There are many things in life that change as you become older but should your weight training be one of them? After all, weight training has been proven to bring about numerous benefits including enhanced muscular mass, strength levels, metabolic rate, coordination levels and bone mineral density and all these seem more than relevant the older you get.

There is that well known saying that age is nothing but a number but how true is this when it comes to weight training? The truth is, weight training is a great means of staying active and healthy but whether you like to admit it or not, the body that you had when you were 20 will not be the same body that you possess into your 50’s. That’s not to say that this is necessarily a bad thing, but alterations to your physiological makeup mean that your training should also be altered appropriately.

For those 20 year olds currently reading this article with a grin on your face, feel free to come back in 20-30 years and we can continue this discussion. For the older generation of readers amongst you, stay tuned as this article looks at ways of altering your training regimes to accommodate the needs of an aging body. Not only will this enhance the feel good factor, but should all go well it’ll have you training into your 70’s and beyond. So what should and shouldn’t be included in an exercise regime for the middle aged individual?

Making The Appropriate Changes
Continue With Your Strength Training

Resistance training such as machine and free weights aid muscle mass and ultimately prevent muscular catabolism, which occurs at an accelerated rate during your older years. Your bones as well as muscle are also stimulated through weight training meaning that conditions such as osteoporosis can be prolonged or even reversed. It’s important to remember at this stage more than ever how essential good form and targeting major muscle groups are to both reduce injury potential whilst maintaining postural balance.

Avoid Bounding Exercises Where Possible

Exercises which incorporate excessive jumping as part of their requirements may simply be too much for the aging body. Activities such as plyometrics have the potential to cause havoc with your lower back, hip and knee joints. Wear and tear at this stage can quickly lead to arthritic conditions. Instead opt for safer resistance alternatives or consider your cardiovascular options such as swimming, cycling and elliptical training to name but a few. These provide intense workouts whilst going easy on your joints.

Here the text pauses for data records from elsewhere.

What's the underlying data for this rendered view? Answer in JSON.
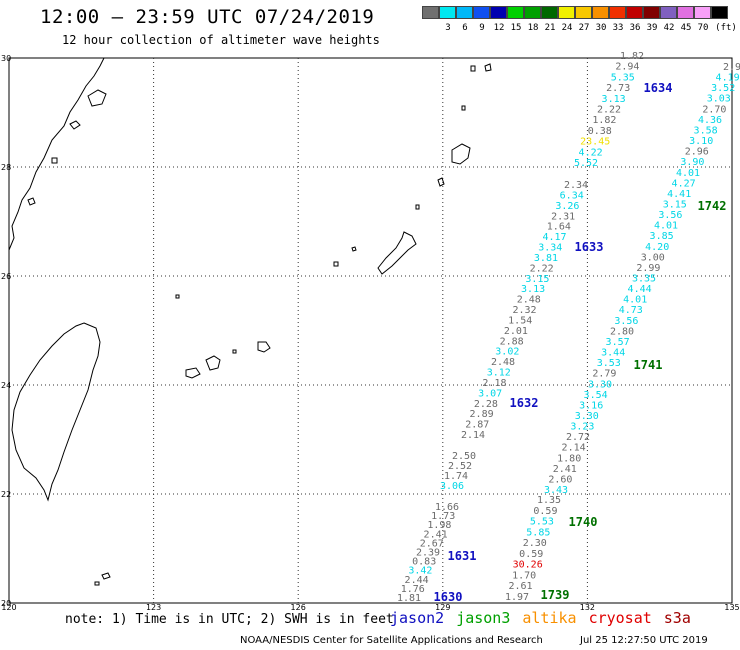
{
  "header": {
    "title": "12:00 – 23:59 UTC 07/24/2019",
    "subtitle": "12 hour collection of altimeter wave heights"
  },
  "scale": {
    "unit": "(ft)",
    "swatches": [
      {
        "label": "",
        "color": "#707070"
      },
      {
        "label": "3",
        "color": "#00e8f0"
      },
      {
        "label": "6",
        "color": "#00b8f8"
      },
      {
        "label": "9",
        "color": "#1050f0"
      },
      {
        "label": "12",
        "color": "#0000b0"
      },
      {
        "label": "15",
        "color": "#00d000"
      },
      {
        "label": "18",
        "color": "#00a000"
      },
      {
        "label": "21",
        "color": "#006800"
      },
      {
        "label": "24",
        "color": "#f0f000"
      },
      {
        "label": "27",
        "color": "#f8c800"
      },
      {
        "label": "30",
        "color": "#f89000"
      },
      {
        "label": "33",
        "color": "#f03000"
      },
      {
        "label": "36",
        "color": "#c00000"
      },
      {
        "label": "39",
        "color": "#800000"
      },
      {
        "label": "42",
        "color": "#8060c0"
      },
      {
        "label": "45",
        "color": "#e070e0"
      },
      {
        "label": "70",
        "color": "#f8a0f8"
      },
      {
        "label": "",
        "color": "#000000"
      }
    ]
  },
  "axes": {
    "lon_ticks": [
      "120",
      "123",
      "126",
      "129",
      "132",
      "135"
    ],
    "lat_ticks": [
      "30",
      "28",
      "26",
      "24",
      "22",
      "20"
    ]
  },
  "colors": {
    "gray": "#6a6a6a",
    "cyan": "#00d6e6",
    "yellow": "#f0e000",
    "red": "#e00000",
    "blue": "#1010c0",
    "green": "#007000"
  },
  "passes": [
    {
      "label": "1634",
      "color": "#1010c0"
    },
    {
      "label": "1633",
      "color": "#1010c0"
    },
    {
      "label": "1632",
      "color": "#1010c0"
    },
    {
      "label": "1631",
      "color": "#1010c0"
    },
    {
      "label": "1630",
      "color": "#1010c0"
    },
    {
      "label": "1742",
      "color": "#007000"
    },
    {
      "label": "1741",
      "color": "#007000"
    },
    {
      "label": "1740",
      "color": "#007000"
    },
    {
      "label": "1739",
      "color": "#007000"
    }
  ],
  "track_a": [
    {
      "v": "1.82",
      "c": "gray"
    },
    {
      "v": "2.94",
      "c": "gray"
    },
    {
      "v": "5.35",
      "c": "cyan"
    },
    {
      "v": "2.73",
      "c": "gray"
    },
    {
      "v": "3.13",
      "c": "cyan"
    },
    {
      "v": "2.22",
      "c": "gray"
    },
    {
      "v": "1.82",
      "c": "gray"
    },
    {
      "v": "0.38",
      "c": "gray"
    },
    {
      "v": "23.45",
      "c": "yellow"
    },
    {
      "v": "4.22",
      "c": "cyan"
    },
    {
      "v": "5.52",
      "c": "cyan"
    }
  ],
  "track_b": [
    {
      "v": "2.34",
      "c": "gray"
    },
    {
      "v": "6.34",
      "c": "cyan"
    },
    {
      "v": "3.26",
      "c": "cyan"
    },
    {
      "v": "2.31",
      "c": "gray"
    },
    {
      "v": "1.64",
      "c": "gray"
    },
    {
      "v": "4.17",
      "c": "cyan"
    },
    {
      "v": "3.34",
      "c": "cyan"
    },
    {
      "v": "3.81",
      "c": "cyan"
    },
    {
      "v": "2.22",
      "c": "gray"
    },
    {
      "v": "3.15",
      "c": "cyan"
    },
    {
      "v": "3.13",
      "c": "cyan"
    },
    {
      "v": "2.48",
      "c": "gray"
    },
    {
      "v": "2.32",
      "c": "gray"
    },
    {
      "v": "1.54",
      "c": "gray"
    },
    {
      "v": "2.01",
      "c": "gray"
    },
    {
      "v": "2.88",
      "c": "gray"
    },
    {
      "v": "3.02",
      "c": "cyan"
    },
    {
      "v": "2.48",
      "c": "gray"
    },
    {
      "v": "3.12",
      "c": "cyan"
    },
    {
      "v": "2.18",
      "c": "gray"
    },
    {
      "v": "3.07",
      "c": "cyan"
    },
    {
      "v": "2.28",
      "c": "gray"
    },
    {
      "v": "2.89",
      "c": "gray"
    },
    {
      "v": "2.87",
      "c": "gray"
    },
    {
      "v": "2.14",
      "c": "gray"
    }
  ],
  "track_c": [
    {
      "v": "2.50",
      "c": "gray"
    },
    {
      "v": "2.52",
      "c": "gray"
    },
    {
      "v": "1.74",
      "c": "gray"
    },
    {
      "v": "3.06",
      "c": "cyan"
    }
  ],
  "track_d": [
    {
      "v": "1.66",
      "c": "gray"
    },
    {
      "v": "1.73",
      "c": "gray"
    },
    {
      "v": "1.98",
      "c": "gray"
    },
    {
      "v": "2.41",
      "c": "gray"
    },
    {
      "v": "2.67",
      "c": "gray"
    },
    {
      "v": "2.39",
      "c": "gray"
    },
    {
      "v": "0.83",
      "c": "gray"
    },
    {
      "v": "3.42",
      "c": "cyan"
    },
    {
      "v": "2.44",
      "c": "gray"
    },
    {
      "v": "1.76",
      "c": "gray"
    },
    {
      "v": "1.81",
      "c": "gray"
    }
  ],
  "track_e": [
    {
      "v": "2.9",
      "c": "gray"
    },
    {
      "v": "4.19",
      "c": "cyan"
    },
    {
      "v": "3.52",
      "c": "cyan"
    },
    {
      "v": "3.03",
      "c": "cyan"
    },
    {
      "v": "2.70",
      "c": "gray"
    },
    {
      "v": "4.36",
      "c": "cyan"
    },
    {
      "v": "3.58",
      "c": "cyan"
    },
    {
      "v": "3.10",
      "c": "cyan"
    },
    {
      "v": "2.96",
      "c": "gray"
    },
    {
      "v": "3.90",
      "c": "cyan"
    },
    {
      "v": "4.01",
      "c": "cyan"
    },
    {
      "v": "4.27",
      "c": "cyan"
    },
    {
      "v": "4.41",
      "c": "cyan"
    },
    {
      "v": "3.15",
      "c": "cyan"
    },
    {
      "v": "3.56",
      "c": "cyan"
    },
    {
      "v": "4.01",
      "c": "cyan"
    },
    {
      "v": "3.85",
      "c": "cyan"
    },
    {
      "v": "4.20",
      "c": "cyan"
    },
    {
      "v": "3.00",
      "c": "gray"
    },
    {
      "v": "2.99",
      "c": "gray"
    },
    {
      "v": "3.35",
      "c": "cyan"
    },
    {
      "v": "4.44",
      "c": "cyan"
    },
    {
      "v": "4.01",
      "c": "cyan"
    },
    {
      "v": "4.73",
      "c": "cyan"
    },
    {
      "v": "3.56",
      "c": "cyan"
    },
    {
      "v": "2.80",
      "c": "gray"
    },
    {
      "v": "3.57",
      "c": "cyan"
    },
    {
      "v": "3.44",
      "c": "cyan"
    },
    {
      "v": "3.53",
      "c": "cyan"
    },
    {
      "v": "2.79",
      "c": "gray"
    },
    {
      "v": "3.30",
      "c": "cyan"
    },
    {
      "v": "3.54",
      "c": "cyan"
    },
    {
      "v": "3.16",
      "c": "cyan"
    },
    {
      "v": "3.30",
      "c": "cyan"
    },
    {
      "v": "3.23",
      "c": "cyan"
    },
    {
      "v": "2.72",
      "c": "gray"
    },
    {
      "v": "2.14",
      "c": "gray"
    },
    {
      "v": "1.80",
      "c": "gray"
    },
    {
      "v": "2.41",
      "c": "gray"
    },
    {
      "v": "2.60",
      "c": "gray"
    },
    {
      "v": "3.43",
      "c": "cyan"
    }
  ],
  "track_f": [
    {
      "v": "1.35",
      "c": "gray"
    },
    {
      "v": "0.59",
      "c": "gray"
    },
    {
      "v": "5.53",
      "c": "cyan"
    },
    {
      "v": "5.85",
      "c": "cyan"
    },
    {
      "v": "2.30",
      "c": "gray"
    },
    {
      "v": "0.59",
      "c": "gray"
    },
    {
      "v": "30.26",
      "c": "red"
    },
    {
      "v": "1.70",
      "c": "gray"
    },
    {
      "v": "2.61",
      "c": "gray"
    },
    {
      "v": "1.97",
      "c": "gray"
    }
  ],
  "footer": {
    "note": "note: 1) Time is in UTC; 2) SWH is in feet",
    "satellites": [
      {
        "name": "jason2",
        "color": "#1010c0"
      },
      {
        "name": "jason3",
        "color": "#00a000"
      },
      {
        "name": "altika",
        "color": "#f89000"
      },
      {
        "name": "cryosat",
        "color": "#e00000"
      },
      {
        "name": "s3a",
        "color": "#a00000"
      }
    ],
    "credit": "NOAA/NESDIS Center for Satellite Applications and Research",
    "timestamp": "Jul 25 12:27:50 UTC 2019"
  }
}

Contemplate The Importance Of Stretching

During the beginning of your gym career you may have gotten away with not warming up or stretching out your target muscles, however with age you might not be so lucky. As you age your muscle’s suppleness decreases which can quickly lead to a feeling of stiffness and reduced range of motion. Not only can this be painful and restricting but it can also enhance your future injury potential. Simply but undertaking stretches on a daily basis you can help to prevent any such occurrences.

Final Word

Getting older shouldn’t prevent you from doing the things in life you enjoy and it definitely shouldn’t spell the end of your weight training career. Making simple changes in your training schedules such as avoiding bounding exercises, undertaking exercises with proper form and signing up to a stretching routine will keep you fighting fit for years to come.